When it comes to my neighbors using the washer and dryer we share, I’m like a complaining shark. I have to keep complaining forward.
I only share the machines with one other unit, and over the years most of the tenants really know how to make Hulk mad. There was the dude that literally did laundry 24/7 even though he wore the same shit every day, and the couple that would leave wet clothes in the washing machine for four days, then wonder why the machine was rusty. Pardon me while I run it by Bill Nye the Science Guy.
Meanwhile, when I do laundry it’s like a damn military extraction. One load a week. 90 minutes and I get the eff out of Fallujah.
A new couple moved in a year ago, so I decided to try a passive aggressive, preemptive strike by telling them about the previous tenants screwing me royally with the washer/dryer. For a year, the new couple were like well-trained puppies. Then over the weekend they pissed all over my couch.
The machines ran from Friday evening through yesterday afternoon. At one point, for some reason they did a load of just four teddy bears (perhaps to wash the blood of out them), even though they don’t have kids. The major problem was, I had a big workshop Sunday morning in front of seven casting directors, in which I needed to dress in a suit, but thanks to last week’s shoot, two auditions and a callback that all required me to wear suits, I was all out of black socks. So I went to the workshop yesterday in a dark suit with white socks. Klassy.

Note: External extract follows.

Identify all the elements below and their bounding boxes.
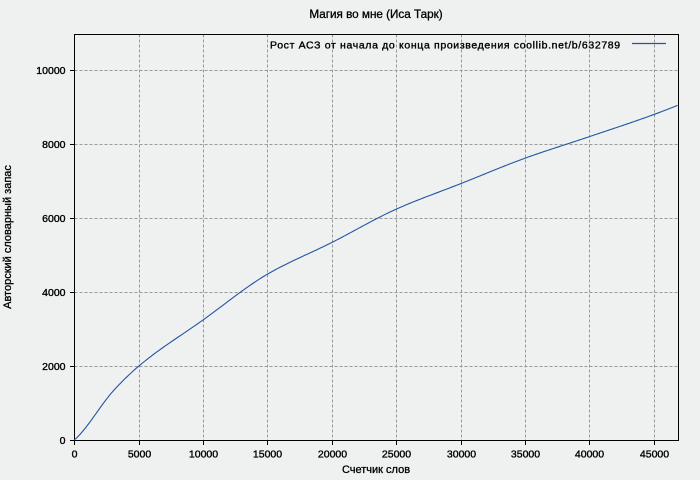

Quick audition tip – unless your scene calls specifically for you to sit, choose to stand. It creates much better energy. Yesterday’s workshop scene involved me playing a doctor in the middle of a consultation, so I rehearsed it sitting, then realized that revealed my white socks, so I stood when I performed it. In this particular workshop, the casting directors provide critiques, which are later emailed to us. Below are mine. Pay particular attention to one of them:
“Really good body language, great look, nice comedic timing, very funny delivery, fascinating to watch but would like to see scene sitting, great job, good levels.”